The modulo operation finds the remainder when one number is divided by another. Written as a mod n (or a % n in programming), it returns what's left over after dividing a by n as many times as possible. For example, 17 mod 5 = 2 because 17 = 3×5 + 2. The result is always a non-negative whole number smaller than the divisor — so mod 5 always gives you something between 0 and 4.

Modulo is everywhere in programming: checking if a number is even (n % 2 == 0), rotating through a list of options (index % length), building hash functions, and clock arithmetic (time wraps around at 12 or 24). It's one of the most useful operations in computer science and mathematics. This calculator handles both positive and negative inputs and shows you the full calculation breakdown.

How to Use the Modulo Calculator

  1. Enter the dividend — the number being divided (a).
  2. Enter the divisor — the modulus (n).
  3. Click Calculate.
  4. Read the remainder — that is your modulo result.

Formula and Examples

a mod n = a − n × floor(a / n) Examples: 17 mod 5 = 2 (17 = 3×5 + 2) 20 mod 4 = 0 (20 = 5×4 + 0, exact division) 7 mod 3 = 1 (7 = 2×3 + 1) Even/odd check: n mod 2 = 0 → even n mod 2 = 1 → odd Clock arithmetic (12-hour): 14 mod 12 = 2 → 2:00 PM

The result of a mod n always satisfies 0 ≤ result < n (for positive n).
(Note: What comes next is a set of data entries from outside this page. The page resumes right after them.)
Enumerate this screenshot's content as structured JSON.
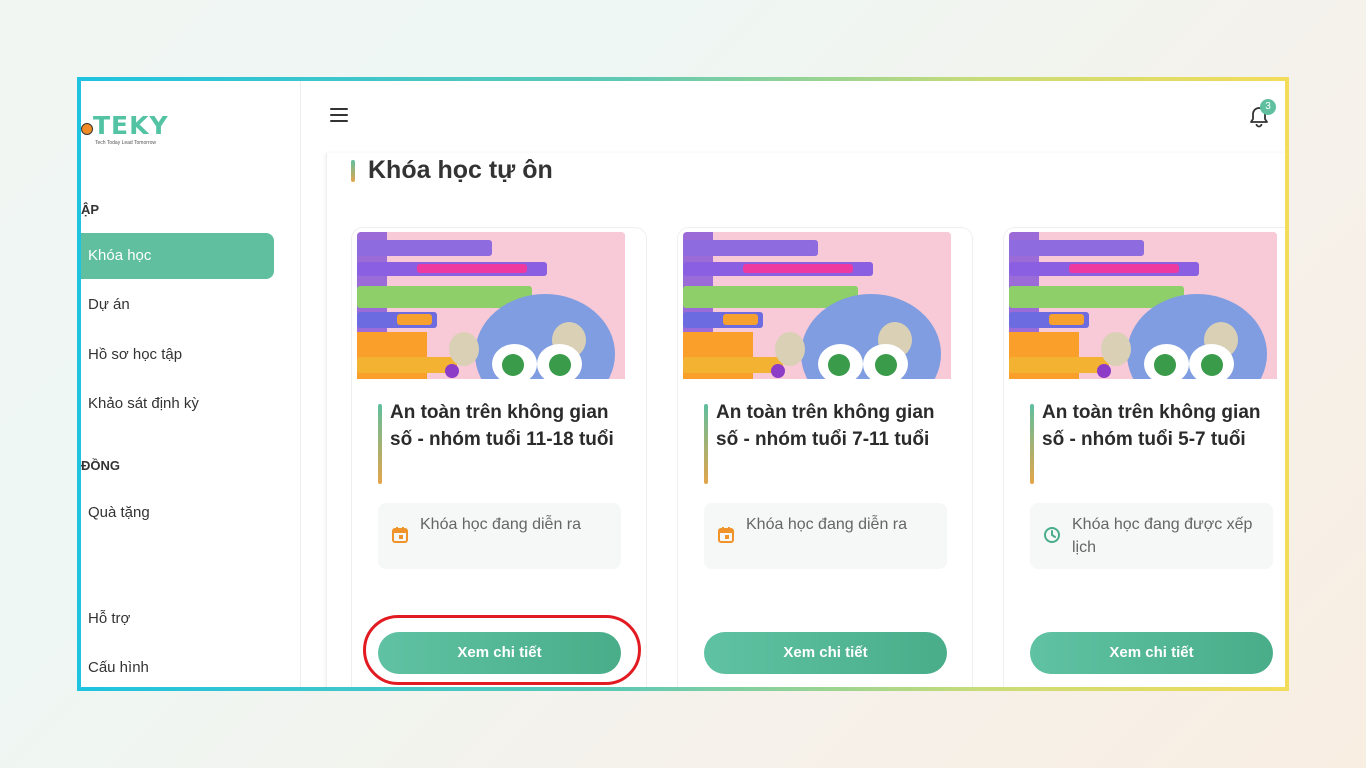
{
  "brand": {
    "name": "TEKY",
    "tagline": "Tech Today Lead Tomorrow",
    "accent": "#5fbf9f"
  },
  "sidebar": {
    "section1": "ẬP",
    "section2": "ĐỒNG",
    "items": [
      {
        "label": "Khóa học",
        "active": true
      },
      {
        "label": "Dự án"
      },
      {
        "label": "Hồ sơ học tập"
      },
      {
        "label": "Khảo sát định kỳ"
      }
    ],
    "items2": [
      {
        "label": "Quà tặng"
      }
    ],
    "bottom": [
      {
        "label": "Hỗ trợ"
      },
      {
        "label": "Cấu hình"
      }
    ]
  },
  "header": {
    "menu_icon": "hamburger-icon",
    "notification_icon": "bell-icon",
    "notification_count": "3"
  },
  "main": {
    "title": "Khóa học tự ôn",
    "cards": [
      {
        "title": "An toàn trên không gian số - nhóm tuổi 11-18 tuổi",
        "status_icon": "calendar-icon",
        "status": "Khóa học đang diễn ra",
        "button": "Xem chi tiết"
      },
      {
        "title": "An toàn trên không gian số - nhóm tuổi 7-11 tuổi",
        "status_icon": "calendar-icon",
        "status": "Khóa học đang diễn ra",
        "button": "Xem chi tiết"
      },
      {
        "title": "An toàn trên không gian số - nhóm tuổi 5-7 tuổi",
        "status_icon": "clock-icon",
        "status": "Khóa học đang được xếp lịch",
        "button": "Xem chi tiết"
      }
    ]
  }
}
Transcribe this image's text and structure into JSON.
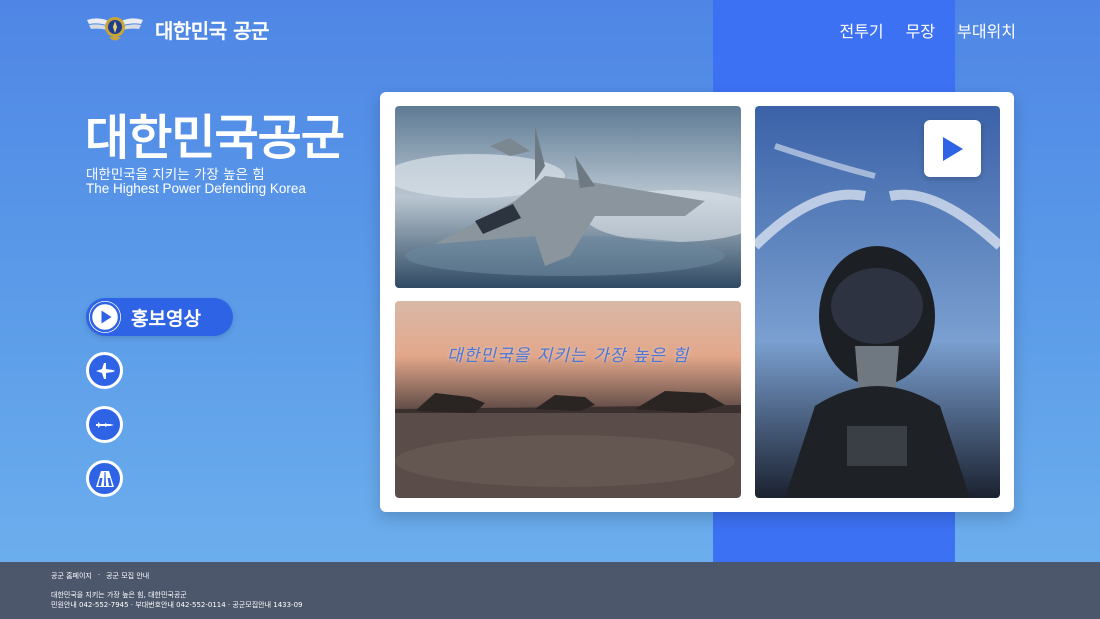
{
  "header": {
    "logo_text": "대한민국 공군",
    "nav": [
      "전투기",
      "무장",
      "부대위치"
    ]
  },
  "hero": {
    "title": "대한민국공군",
    "subtitle_ko": "대한민국을 지키는 가장 높은 힘",
    "subtitle_en": "The Highest Power Defending Korea"
  },
  "side_buttons": {
    "promo_label": "홍보영상",
    "icons": [
      "jet-icon",
      "missile-icon",
      "location-icon"
    ]
  },
  "gallery": {
    "overlay_text": "대한민국을 지키는 가장 높은 힘",
    "video_icon": "play-icon"
  },
  "footer": {
    "links": [
      "공군 홈페이지",
      "·",
      "공군 모집 안내"
    ],
    "line1": "대한민국을 지키는 가장 높은 힘, 대한민국공군",
    "line2": "민원안내 042-552-7945  ·  부대번호안내 042-552-0114  ·  공군모집안내 1433-09"
  },
  "colors": {
    "background_top": "#4f86e6",
    "background_bottom": "#6fb2ee",
    "stripe": "#3d71f4",
    "button": "#2f63e6",
    "footer": "#4d576c"
  }
}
Negative number behavior varies by programming language — some languages use floored division (Python), others use truncated division (C, Java, JavaScript), which can produce negative remainders.

Real-World Examples

100 mod 7 = 2

100 = 14×7 + 2. Useful for distributing 100 items evenly across 7 bins — you'd have 14 full bins with 2 items left over.

256 mod 16 = 0

256 is an exact multiple of 16, so the remainder is 0. This comes up constantly in hexadecimal and binary math — powers of 2 divide cleanly into each other.

29 mod 12 = 5

Clock arithmetic: 29 hours after noon is 5:00 AM the next day. The modulo operation is what makes circular time calculations work.

Frequently Asked Questions

What does mod mean in programming?
In most programming languages, the % operator is the modulo (or remainder) operator. For example, 10 % 3 returns 1 because 10 divided by 3 leaves a remainder of 1. It's used constantly for tasks like checking divisibility, wrapping indices, and cycling through values.
What is the difference between mod and remainder?
For positive numbers they are identical. The difference shows up with negative numbers. Mathematical modulo always returns a non-negative result (floored division), while the programming remainder can be negative (truncated division). For example, -7 mod 3 = 2 mathematically, but -7 % 3 = -1 in JavaScript and C.
What does mod 2 tell you about a number?
n mod 2 is the quickest even/odd test. If the result is 0 the number is even; if it's 1 the number is odd. This is the most common use of modulo in everyday programming and one of the first things beginners learn.
Why is modulo useful in circular arrays?
When you need to loop through an array repeatedly, you can use index % array.length to wrap around automatically. When the index hits the end it resets to 0, creating an endless cycle without any special-case logic. This pattern is used in carousels, round-robin schedulers, and ring buffers.
How is modulo used in cryptography?
Modulo is at the heart of public-key cryptography. RSA encryption relies on modular exponentiation — raising numbers to large powers mod a large prime. The Diffie-Hellman key exchange and elliptic-curve cryptography both depend on the fact that modular arithmetic is easy to compute forward but extremely hard to reverse.